Mentre scrivo, Jared Donaldson è tornato in California per allenarsi in vista dei tornei di Indian Wells di Acapulco dove tenterà le qualificazioni dopo aver perso al primo turno di quelle del torneo di Delray Beach e con un occhio ancora più lontano. “Potrebbe sembrare una cosa banale da dire, ma voglio vincere ogni partita che giocherò e potrò farlo solo lavorando sul mio tennis e cercando di imporlo match dopo match, per me ora è importante non pensare troppo al ranking. Devo consolidare ancora molte cose e l’essenziale è avere sempre gli occhi sulla pallina e la mente fissa sulla mia evoluzione. Penso che mi serviranno almeno quattro anni perché risulti davvero vincente. È dura perché quando cambio qualcosa o provo un colpo diverso durante una partita è rischioso, ma alla lunga distanza questa strategia pagherà. Per ora cercherò di alternare tornei Challenger e qualificazioni dei tornei ATP, ovviamente quelle in cui riuscirò a entrare con la mia classifica, ma spero di poter giocare quelle dei tornei dello slam. Comunque dopo Indian Wells ho in programma tre challenger su terra in America e poi mi sposterò in Europa”.

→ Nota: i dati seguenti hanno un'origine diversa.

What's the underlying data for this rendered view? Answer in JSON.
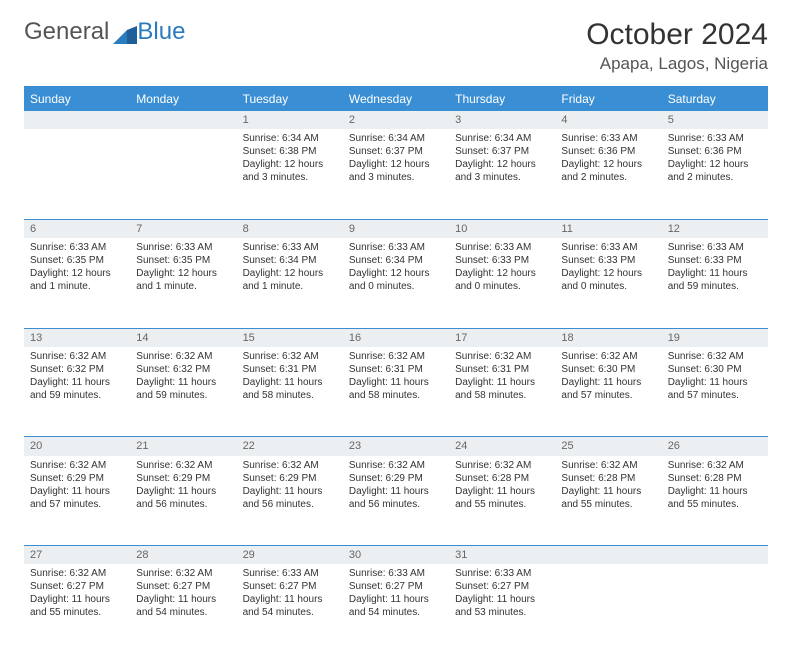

Dimostra intelligenza da vendere questo diciottenne del Rhode Island, e le sue parole suonano sincere e decise, tipiche di un ragazzo giovane e che vede il mondo davanti a sé come una terra di conquista, ma anche ben consapevole delle difficoltà  che incontrerà e del lavoro che servirà per raggiungere i suoi obiettivi. La lucidità di Donaldson e la sua attenzione mirata su quello che ancora dovrà fare e non su quello che ha già fatto potranno essergli preziose. Se diventerà un campione, non credere di esserlo già adesso sarà una componente importante per questo processo. Questa serenità la dimostra anche nelle cose semplici che ama, Jared, che nel tempo libero esce con gli amici, con la ragazza o con altri tennisti e raggiunge quando può la sorella minore, a cui è molto legato,  che pratica equitazione e quindi è anche lei spesso in giro per competizioni ed esibizioni. E ci tiene a sottolineare che la figura a cui si ispira “è Muhammad Alì. Ha lavorato duro, è stato un vincente e ha ottenuto il massimo, c’è una sua frase che amo molto e che dice ‘Una persona che vede la vita a 50 anni come la vedeva a 20 ha perso trent’anni della sua esistenza’”. Un motto curioso per un diciottenne, ma -a maggior ragione- se saprà gestire la sua crescita sempre con questa consapevolezza, di Jared Donaldson sentiremo parlare a lungo.